Tips on Follow-Up Care
There’s no hard-and-fast rule that a patient can’t be followed closer to home by his or her regular ophthalmologist. “If the graft is well-secured, these patients are pretty stable,” Dr. Dhaliwal said. “They don’t want to go back and forth. And they don’t need to. It’s reasonable for a comprehensive ophthalmologist to follow these patients, as long as they follow them closely and do a few extra things beyond the routine eye exam.” Here are those extras:
- Use the slit lamp. Dr. Afshari advised looking by slit lamp to ensure that the graft is fully attached. DSEK grafts are vulnerable to dislocations, especially in the first week because the donor tissue is held in place with an air bubble instead of sutures. It’s like wallpaper, she said. “Are the wall and wallpaper one, or is there a little space between the wall and paper?” Signs of rejection after DSEK look different than rejection after PK, Dr. Dhaliwal said, specifying that after DSEK, rejection typically manifests as scattered keratic precipitates instead of an endothelial rejection line, and there may be edema or conjunctival hyperemia. She noted that one study found that a third of patients who exhibited rejection after DSEK were asymptomic. 1 “That’s why it’s important to do a careful slit-lamp exam.”

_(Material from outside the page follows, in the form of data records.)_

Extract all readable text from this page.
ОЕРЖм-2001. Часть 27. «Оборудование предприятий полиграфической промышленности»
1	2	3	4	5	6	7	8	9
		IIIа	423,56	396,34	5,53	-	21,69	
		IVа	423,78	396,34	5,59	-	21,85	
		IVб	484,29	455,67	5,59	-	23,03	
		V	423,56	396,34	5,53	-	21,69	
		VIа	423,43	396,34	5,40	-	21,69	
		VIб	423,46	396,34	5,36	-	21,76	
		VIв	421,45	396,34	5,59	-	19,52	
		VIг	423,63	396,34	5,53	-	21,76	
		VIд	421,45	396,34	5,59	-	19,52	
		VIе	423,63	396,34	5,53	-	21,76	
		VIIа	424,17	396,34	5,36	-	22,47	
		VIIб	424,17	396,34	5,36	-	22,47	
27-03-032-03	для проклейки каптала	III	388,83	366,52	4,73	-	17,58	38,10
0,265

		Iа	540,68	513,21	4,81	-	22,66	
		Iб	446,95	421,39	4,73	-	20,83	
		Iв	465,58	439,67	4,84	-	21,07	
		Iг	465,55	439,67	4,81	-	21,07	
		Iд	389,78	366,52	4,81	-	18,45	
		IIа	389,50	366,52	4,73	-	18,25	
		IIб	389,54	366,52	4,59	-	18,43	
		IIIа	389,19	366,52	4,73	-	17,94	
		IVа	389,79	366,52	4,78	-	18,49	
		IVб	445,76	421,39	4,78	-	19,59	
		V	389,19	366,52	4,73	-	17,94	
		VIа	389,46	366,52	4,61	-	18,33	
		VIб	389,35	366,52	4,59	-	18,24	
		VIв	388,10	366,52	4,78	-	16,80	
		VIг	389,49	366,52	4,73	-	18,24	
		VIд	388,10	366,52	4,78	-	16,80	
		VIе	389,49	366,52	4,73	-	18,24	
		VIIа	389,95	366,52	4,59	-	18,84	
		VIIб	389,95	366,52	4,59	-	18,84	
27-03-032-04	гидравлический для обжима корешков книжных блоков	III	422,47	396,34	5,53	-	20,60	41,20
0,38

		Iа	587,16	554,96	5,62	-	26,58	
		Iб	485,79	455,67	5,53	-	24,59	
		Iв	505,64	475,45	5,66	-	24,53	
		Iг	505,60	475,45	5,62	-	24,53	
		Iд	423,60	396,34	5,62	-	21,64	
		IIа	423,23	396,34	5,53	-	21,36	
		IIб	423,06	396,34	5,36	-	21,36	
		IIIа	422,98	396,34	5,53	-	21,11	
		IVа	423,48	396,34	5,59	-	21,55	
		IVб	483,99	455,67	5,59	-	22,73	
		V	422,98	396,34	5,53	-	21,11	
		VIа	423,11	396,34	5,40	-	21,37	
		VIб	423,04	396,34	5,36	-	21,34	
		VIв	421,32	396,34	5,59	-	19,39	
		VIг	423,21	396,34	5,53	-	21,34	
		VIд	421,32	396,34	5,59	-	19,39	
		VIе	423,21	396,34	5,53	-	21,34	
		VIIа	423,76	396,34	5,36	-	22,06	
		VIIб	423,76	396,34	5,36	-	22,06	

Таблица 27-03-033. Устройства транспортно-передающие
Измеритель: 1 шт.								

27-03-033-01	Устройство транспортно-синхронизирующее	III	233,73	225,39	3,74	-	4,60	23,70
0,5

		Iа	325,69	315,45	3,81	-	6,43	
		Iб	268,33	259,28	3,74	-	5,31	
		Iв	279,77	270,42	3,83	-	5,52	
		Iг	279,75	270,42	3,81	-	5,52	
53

- Check IOP at every visit to monitor for steroid-induced pressure spikes. In a retrospective study of 51 DSEK patients, Dr. Rapuano found that of 29 patients without glaucoma prior to surgery, 21 percent developed pressures high enough at some point to warrant antihypertensive drops. And those with glaucoma prior to surgery had a 40 to 50 percent chance of needing additional pressure management.2 “The bottom line is that these patients can and do get glaucoma after surgery. It may be temporary or long-term, but it needs to be managed.” If patients have a response to the steroids that are given to prevent rejection, Dr. Dhaliwal switches them to loteprednol etabonate 0.5 percent (Lotemax) and adds timolol (Timoptic), if the pressure warrants it.
- Check the refraction at every visit after the first month, but do a thorough refraction when it’s time to prescribe glasses. Typically, the refraction occurs when the cornea is compact, anywhere from one to three months after surgery. Dr. Rapuano noted that a worsening of refractive error is almost a nonissue with DSEK patients.
- Check the central corneal thickness. A graft that is getting thicker over time may be failing, and a graft that gets thicker suddenly signals rejection, said Dr. Dhaliwal. Dr. Rapuano, however, finds CCT less helpful than other aspects. “I tend to pay more attention to graft clarity, edema, keratic precipitates and an anterior chamber reaction,” he said. “As the central graft becomes more compact over time after DSEK, I think these clinical slit-lamp findings are more useful.”
- Watch for detachments. If the graft is detached, it will need to be reattached by adding more air bubbles in the anterior chamber. And it may need to be recentered with a rolling instrument. The procedure may be performed using the slit lamp or in a minor operating room. Dr. Dhaliwal said that ideally the DSEK surgeon would perform the rebubble.
Both Drs. Afshari and Dhaliwal agreed that detachment is not an emergency. “We don’t want to wait a long time to fix a detached DSEK graft, but keep in mind that patients who show up detached at one month may have been detached for a week or two. Since the graft has been in aqueous fluid, it often works beautifully after reattachment,” Dr. Afshari said.
1 Jordan, C. S. et al. Br J Ophthalmol 2009;93:387–390.
2 Rapuano, C. J. Postoperative Glaucoma Progression After Descemet-Stripping Automated Endothelial Keratoplasty Surgery. Poster P275 presented at ASCRS, 2010, in Boston.